Filipino NAT mandate not discriminatory but based on transmission risk assessment

The decision to mandate that all Filipino nationals in the Macau SAR would have to undergo daily nucleic acid testing is not “discriminatory” and was made after a risk assessment of transmission risks within the community, Novel Coronavirus Response and Coordination Centre Coordinator Dr. Leong Iek Hou stated today (Friday).

Yesterday local health authorities announced that starting from today all Filipino nationals, including Macau residents who hold Filipino passports, will be listed as key groups and required to carry out NAT every day.

The justification for the order was based on an analysis of statistics of confirmed cases, with authorities stating that the infection rate of Filipino was higher than that of other groups of people, representing about 10 per cent of the almost 1,800 confirmed cases.

Inquired on the matter today (Friday), Dr.
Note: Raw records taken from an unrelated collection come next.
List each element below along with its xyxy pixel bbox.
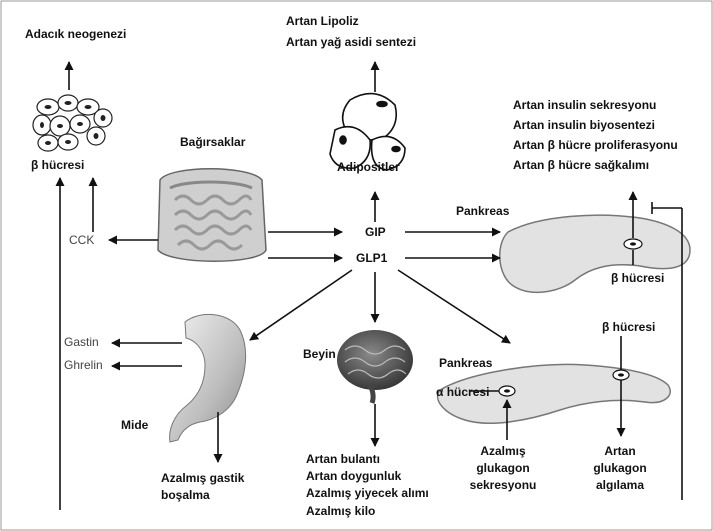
gip-label: GIP (365, 225, 386, 240)
islet-neogenesis-label: Adacık neogenezi (25, 27, 126, 42)
glucagon-secretion-line-2: glukagon (476, 461, 529, 476)
brain-image (337, 330, 413, 403)
brain-label: Beyin (303, 347, 336, 362)
glucagon-sensing-line-2: glukagon (593, 461, 646, 476)
brain-effect-1: Artan bulantı (306, 452, 380, 467)
pancreas-top-label: Pankreas (456, 204, 509, 219)
intestines-label: Bağırsaklar (180, 135, 245, 150)
gastric-emptying-line-2: boşalma (161, 488, 210, 503)
glp1-label: GLP1 (356, 251, 387, 266)
islet-cluster-image (33, 95, 112, 151)
alpha-cell-label: α hücresi (436, 385, 489, 400)
glucagon-secretion-line-3: sekresyonu (470, 478, 537, 493)
ghrelin-label: Ghrelin (64, 358, 103, 373)
beta-cell-pancreas-label: β hücresi (611, 271, 664, 286)
beta-cell-bottom-label: β hücresi (602, 320, 655, 335)
insulin-effect-2: Artan insulin biyosentezi (513, 118, 655, 133)
lipolysis-line-2: Artan yağ asidi sentezi (286, 35, 416, 50)
brain-effect-3: Azalmış yiyecek alımı (306, 486, 429, 501)
adipocytes-image (330, 94, 405, 170)
beta-cell-left-label: β hücresi (31, 158, 84, 173)
glucagon-secretion-line-1: Azalmış (480, 444, 525, 459)
glucagon-sensing-line-3: algılama (596, 478, 644, 493)
cck-label: CCK (69, 233, 94, 248)
insulin-effect-4: Artan β hücre sağkalımı (513, 158, 649, 173)
insulin-effect-1: Artan insulin sekresyonu (513, 98, 656, 113)
intestines-image (158, 169, 266, 262)
adipocytes-label: Adipositler (337, 160, 400, 175)
pancreas-bottom-label: Pankreas (439, 356, 492, 371)
brain-effect-2: Artan doygunluk (306, 469, 401, 484)
stomach-label: Mide (121, 418, 148, 433)
lipolysis-line-1: Artan Lipoliz (286, 14, 359, 29)
insulin-effect-3: Artan β hücre proliferasyonu (513, 138, 678, 153)
gastric-emptying-line-1: Azalmış gastik (161, 471, 244, 486)
glucagon-sensing-line-1: Artan (604, 444, 635, 459)
stomach-image (170, 314, 246, 442)
gastrin-label: Gastin (64, 335, 99, 350)
brain-effect-4: Azalmış kilo (306, 504, 375, 519)
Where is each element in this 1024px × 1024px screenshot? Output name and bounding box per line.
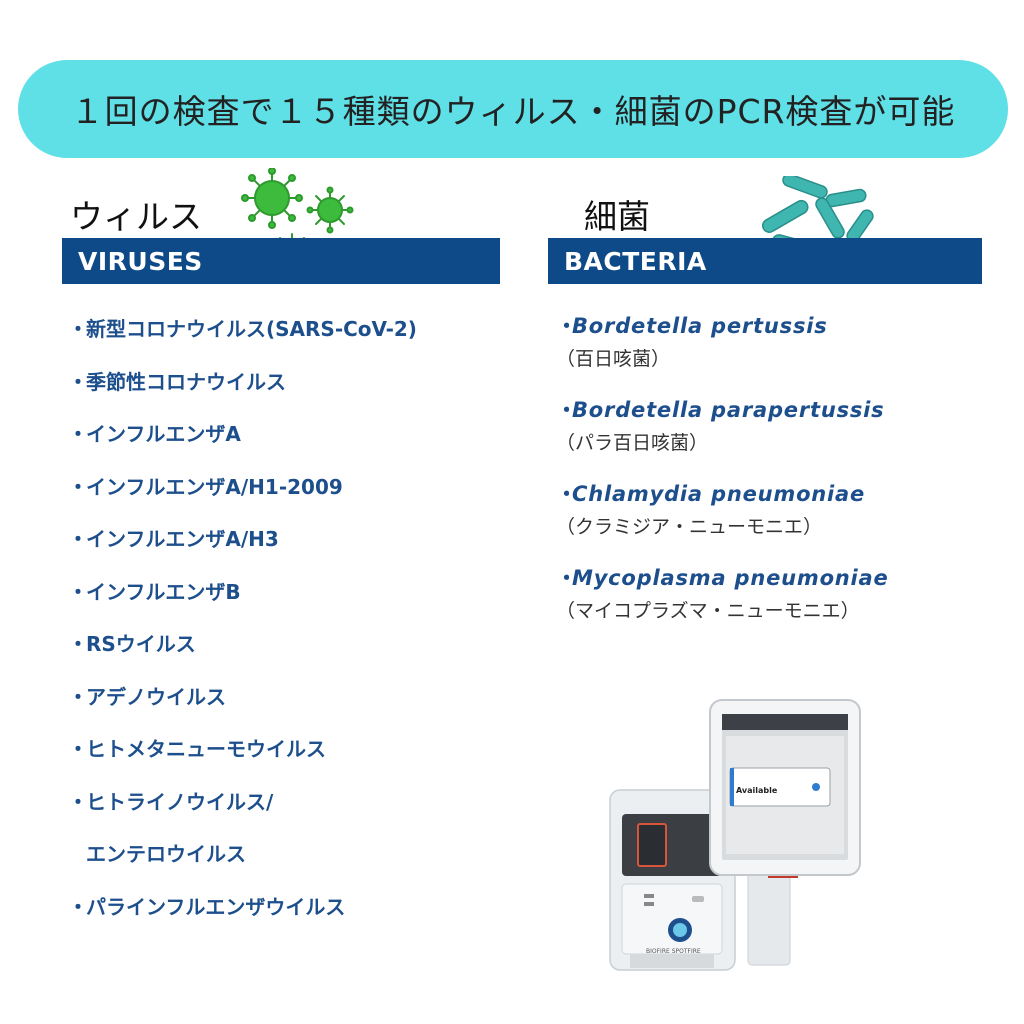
bacteria-name: Bordetella parapertussis (572, 398, 885, 422)
virus-list: ・新型コロナウイルス(SARS-CoV-2) ・季節性コロナウイルス ・インフル… (68, 312, 538, 942)
list-item: ・インフルエンザA (68, 422, 241, 446)
list-item: ・インフルエンザA/H3 (68, 527, 279, 551)
bacteria-jp-name: （パラ百日咳菌） (556, 432, 709, 454)
bacteria-section-title: 細菌 (584, 197, 650, 236)
list-item: ・RSウイルス (68, 632, 196, 656)
bacteria-jp-name: （クラミジア・ニューモニエ） (556, 516, 823, 538)
virus-section-title: ウィルス (70, 197, 202, 236)
bacteria-list: ・Bordetella pertussis （百日咳菌） ・Bordetella… (556, 310, 996, 646)
list-item: ・ヒトメタニューモウイルス (68, 737, 326, 761)
list-item: ・パラインフルエンザウイルス (68, 894, 346, 919)
list-item: ・季節性コロナウイルス (68, 369, 286, 394)
viruses-header: VIRUSES (62, 238, 500, 284)
banner-title: １回の検査で１５種類のウィルス・細菌のPCR検査が可能 (70, 92, 956, 131)
list-item: ・Bordetella parapertussis （パラ百日咳菌） (556, 394, 996, 478)
list-item: ・Chlamydia pneumoniae （クラミジア・ニューモニエ） (556, 478, 996, 562)
pcr-device-image: Available BIOFIRE SPOTFIRE (600, 690, 870, 990)
bacteria-header: BACTERIA (548, 238, 982, 284)
list-item: ・インフルエンザA/H1-2009 (68, 474, 343, 499)
list-item: ・インフルエンザB (68, 579, 241, 604)
list-item: ・アデノウイルス (68, 684, 226, 709)
device-screen-status: Available (736, 786, 778, 795)
list-item-continuation: エンテロウイルス (86, 842, 246, 866)
list-item: ・新型コロナウイルス(SARS-CoV-2) (68, 317, 417, 341)
device-brand-label: BIOFIRE SPOTFIRE (646, 948, 701, 955)
bacteria-name: Bordetella pertussis (572, 314, 828, 338)
list-item: ・Mycoplasma pneumoniae （マイコプラズマ・ニューモニエ） (556, 562, 996, 646)
bacteria-name: Chlamydia pneumoniae (572, 482, 866, 506)
list-item: ・Bordetella pertussis （百日咳菌） (556, 310, 996, 394)
list-item: ・ヒトライノウイルス/ (68, 789, 274, 814)
title-banner: １回の検査で１５種類のウィルス・細菌のPCR検査が可能 (18, 60, 1008, 158)
bacteria-name: Mycoplasma pneumoniae (572, 566, 889, 590)
bacteria-jp-name: （マイコプラズマ・ニューモニエ） (556, 600, 860, 622)
pcr-device-illustration (609, 699, 861, 971)
bacteria-jp-name: （百日咳菌） (556, 348, 671, 370)
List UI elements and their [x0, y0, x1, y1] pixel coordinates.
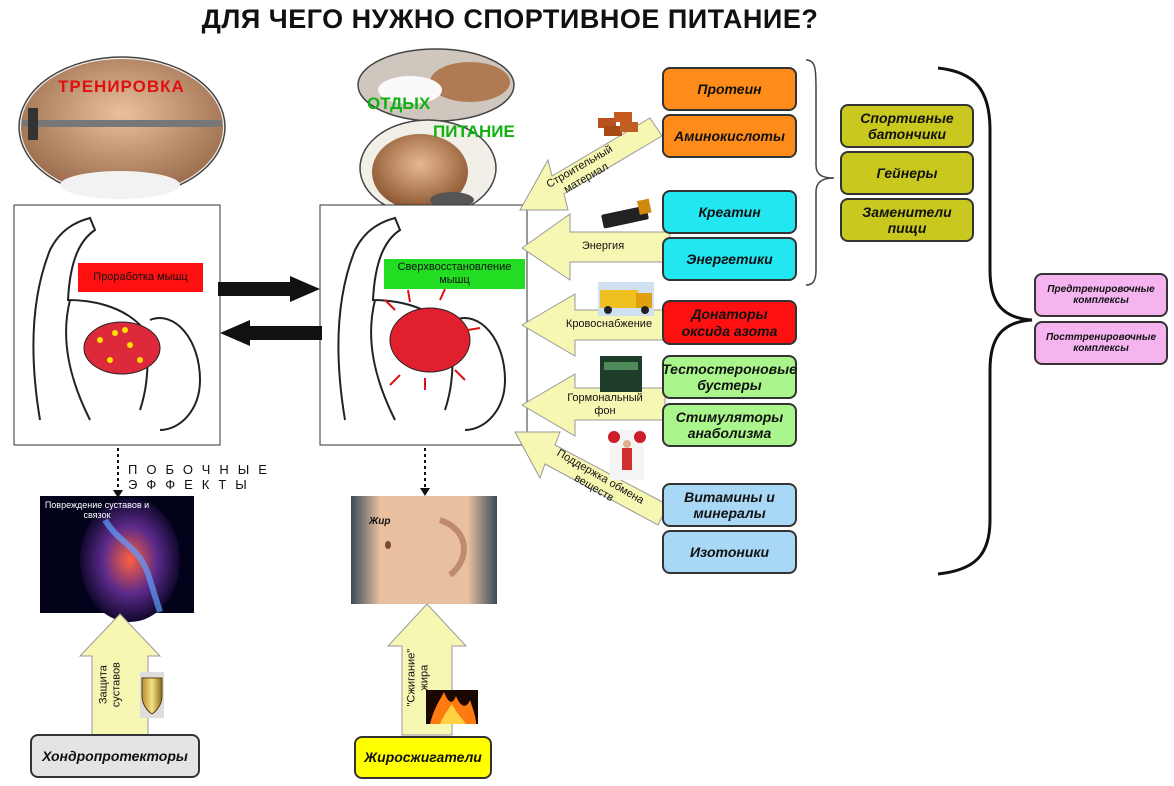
- joint-protection-label: Защита суставов: [97, 662, 122, 708]
- bracket-large: [937, 66, 1033, 576]
- training-photo: [18, 56, 226, 199]
- page-title: ДЛЯ ЧЕГО НУЖНО СПОРТИВНОЕ ПИТАНИЕ?: [201, 4, 819, 34]
- isotonics-box[interactable]: Изотоники: [662, 530, 797, 574]
- hormone-label: Гормональный фон: [567, 392, 643, 417]
- bracket-small: [805, 59, 835, 286]
- energy-label: Энергия: [581, 240, 625, 252]
- rest-photo: [357, 48, 515, 122]
- fat-burn-label: "Сжигание" жира: [405, 648, 430, 707]
- fat-label: Жир: [369, 516, 391, 527]
- rest-label: ОТДЫХ: [367, 94, 431, 113]
- nutrition-label: ПИТАНИЕ: [433, 122, 515, 141]
- knee-image: [40, 496, 194, 622]
- left-muscle-dots: [97, 327, 143, 363]
- gainers-box[interactable]: Гейнеры: [840, 151, 974, 195]
- belly-image: [351, 496, 497, 604]
- protein-box[interactable]: Протеин: [662, 67, 797, 111]
- side-effects-label: ПОБОЧНЫЕ ЭФФЕКТЫ: [128, 462, 276, 492]
- left-muscle: [83, 321, 161, 375]
- truck-icon: [598, 282, 654, 316]
- blood-supply-label: Кровоснабжение: [565, 318, 653, 330]
- energy-drinks-box[interactable]: Энергетики: [662, 237, 797, 281]
- supercompensation-tag: Сверхвосстановление мышц: [384, 259, 525, 289]
- joint-damage-label: Повреждение суставов и связок: [44, 500, 150, 521]
- fat-burners-box[interactable]: Жиросжигатели: [354, 736, 492, 779]
- post-workout-box[interactable]: Посттренировочные комплексы: [1034, 321, 1168, 365]
- testosterone-boosters-box[interactable]: Тестостероновые бустеры: [662, 355, 797, 399]
- hormone-package-icon: [600, 356, 642, 392]
- battery-icon: [601, 198, 652, 229]
- bricks-icon: [598, 112, 638, 136]
- fire-icon: [426, 690, 478, 724]
- creatine-box[interactable]: Креатин: [662, 190, 797, 234]
- shield-icon: [140, 672, 164, 718]
- no-donors-box[interactable]: Донаторы оксида азота: [662, 300, 797, 345]
- muscle-work-tag: Проработка мышц: [78, 263, 203, 292]
- right-muscle: [389, 307, 471, 373]
- sport-bars-box[interactable]: Спортивные батончики: [840, 104, 974, 148]
- athlete-icon: [608, 430, 646, 480]
- meal-replacements-box[interactable]: Заменители пищи: [840, 198, 974, 242]
- chondroprotectors-box[interactable]: Хондропротекторы: [30, 734, 200, 778]
- anabolic-stimulators-box[interactable]: Стимуляторы анаболизма: [662, 403, 797, 447]
- vitamins-box[interactable]: Витамины и минералы: [662, 483, 797, 527]
- cycle-arrows: [218, 276, 322, 346]
- pre-workout-box[interactable]: Предтренировочные комплексы: [1034, 273, 1168, 317]
- training-label: ТРЕНИРОВКА: [58, 77, 185, 96]
- amino-acids-box[interactable]: Аминокислоты: [662, 114, 797, 158]
- growth-arrows: [384, 288, 481, 390]
- nutrition-photo: [359, 119, 497, 217]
Leong stated that authorities always complete a risk assessment of the groups is defined as of high risk, with data showing that 24 per cent of all confirmed Covid-19 cases uncovered within the community involved Filipino nationals.

“We have defined many different risk groups based on several factors and we don’t want to discriminate against anyone. […] Last year we also defined Nepal and Vietnamese non-resident workers as risk groups,” Dr. Leong added.

In October 2021, certain occupational and national groups of individuals were ordered to take four NATs in eight days, including workers in construction, laundry and security trades, as well as non-resident workers from Nepal and Vietnam.

Pressed if testing a whole group solely based on nationality was an efficient use of public funds, Dr. Leong repeated the high percentage of confirmed cases involving members of the community and underlined that as the number of daily cases had been reduced to zero it was important to assure transmission chains were broken and “hidden risks were uncovered”

“Before we considered defining risk groups by profession but we saw that the Filipino community has many different professions. We also realised that they have many gatherings,” Dr. Leong added.

“We had already carried out checking in direct contact or family but it is sometimes not sufficient. We have to use all means to break the transmission chains. Many people say they have never left the house but it is hard for us to assess this. We can’t be too flexible otherwise it will be too hard to control.”

Filipino nationals in the city amount to some 30,000 people, about 4 per cent of the city’s population, based on the most recent data provided by the government.